Il parlamento ha votato una legge che svuota di significato il biotestamento.
Che la votazione avesse carattere strumentale lo si sospetta legittimamente e, tuttavia, è l’atteggiamento dei Vaticano, nei confronti dei quale è stato compiuto un atto di compiacenza, che desta la più grande preoccupazione. Per tre ragioni di eguale gravità. L’evidente intenzione di imporre a tutti la condizione di limitazione della libertà che caratterizza l’atto di fede, peraltro interpretato in modo molto restrittivo; la pesante intromissione nel rapporto del soggetto con il proprio corpo; l’altrettanto pesante intromissione nell’elaborazione del proprio lutto da parte dei cittadini.
Per cominciare, il corpo non è il ricettacolo insignificante dell’anima che dobbiamo (noi o altri al posto nostro) tenere artificialmente in vita ad ogni costo il più a lungo possibile. II corpo è indissociabile dalla nostra psiche (i nostri desideri, le nostre rappresentazioni della realtà, le nostre emozioni). Desideriamo con il nostro corpo, amiamo odiamo, pensiamo e ci esprimiamo con esso. Se è gravemente e irrimediabilmente danneggiato, si altera in modo rilevante anche il nostro rapporto con noi stessi e la realtà e in condizioni estreme la sofferenza psichica e il venir meno del senso della nostra esistenza possono diventare insostenibili. Essere costretti per legge a vivere in condizioni di non vita, costretti a vivere oggettivamente al posto di viver soggettivamente, è un arbitrio che viola il diritto alla gestione soggettiva della propria esistenza e di conseguenza ignora l’etica. Ma i cittadini visti nell’ottica del Vaticano (un potere, di fatto, politico non regolamentato dai principi politici costituzionali validi per tutti) risultano privi della libertà non solo d gestire la loro invalidità in modo personale ma anche di elaborare il senso di perdita, quando un loro caro si ammala al punto di vivere in stato vegetativo e la sua presenza diventa l’assenza più drammatica e intollerabile.

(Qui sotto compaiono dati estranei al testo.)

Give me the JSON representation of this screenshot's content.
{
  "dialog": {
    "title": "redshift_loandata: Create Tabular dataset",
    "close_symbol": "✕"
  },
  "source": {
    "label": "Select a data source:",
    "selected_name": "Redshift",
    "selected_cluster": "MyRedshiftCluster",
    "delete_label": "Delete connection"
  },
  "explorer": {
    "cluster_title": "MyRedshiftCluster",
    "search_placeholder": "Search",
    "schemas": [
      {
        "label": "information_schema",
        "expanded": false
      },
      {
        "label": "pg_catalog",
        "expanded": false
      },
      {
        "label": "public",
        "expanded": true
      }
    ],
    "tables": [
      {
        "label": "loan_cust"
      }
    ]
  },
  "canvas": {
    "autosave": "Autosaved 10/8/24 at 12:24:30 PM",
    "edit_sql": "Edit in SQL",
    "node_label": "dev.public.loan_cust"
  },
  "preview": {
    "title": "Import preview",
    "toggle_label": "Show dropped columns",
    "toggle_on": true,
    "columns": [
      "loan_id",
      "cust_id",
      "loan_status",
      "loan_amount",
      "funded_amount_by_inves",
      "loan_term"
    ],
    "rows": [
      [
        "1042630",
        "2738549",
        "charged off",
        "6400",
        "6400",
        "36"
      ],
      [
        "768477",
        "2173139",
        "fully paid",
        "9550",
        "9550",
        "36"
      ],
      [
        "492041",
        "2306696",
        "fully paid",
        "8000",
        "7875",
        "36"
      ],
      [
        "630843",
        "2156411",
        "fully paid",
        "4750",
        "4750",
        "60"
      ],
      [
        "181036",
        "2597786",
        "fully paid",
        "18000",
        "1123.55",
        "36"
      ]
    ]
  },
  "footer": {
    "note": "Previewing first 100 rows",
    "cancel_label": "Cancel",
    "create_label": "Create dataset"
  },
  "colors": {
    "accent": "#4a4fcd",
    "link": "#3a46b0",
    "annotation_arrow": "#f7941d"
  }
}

La cosa più sconcertante nel caso di Eluana Englaro è stata la pretesa di costringere i suoi genitori a vivere in presenza di una figlia assente per sempre, nei perenne effetto perturbante di lei diventata un "morto vivente". Portare a termine un’esperienza di lutto, richiede una linea di separazione tra presenza e assenza, tra vita e morte, senza la quale il graduale sofferto distacco dalla persona perduta diventa impossibile. Inoltre, l’altrettanto graduale interiorizzazione del morto come oggetto che vive nel nostro mondo interno, e di conseguenza può essere ritrovato in altre persone nel mondo esterno, subisce un impedimento se lo spazio onirico, lo spazio percettivo interiore in cui lo facciamo rivivere, è invaso dalla percezione esteriore di un corpo artificialmente vivo, quasi allucinatorio.
L’accanimento terapeutico (che contiene sempre un elemento di necrofilia) sospende il processo del lutto. Come nessuno ci può impedire di sospendere il lutto, nessuno ci può costringere a sospenderlo. La fede, di qualsiasi natura sia il suo oggetto, ha le sue radici nel senso di mancanza di compiutezza che accompagna l’essere umano fin dalla sua nascita. Se si stacca dal senso di fiducia che nasce dall’apertura nei confronti di altri, diversi modi di vivere (che trasforma il senso di mancanza in relazione creativa con il mondo in cui viviamo) diventa arroganza, sopraffazione inaccettabile.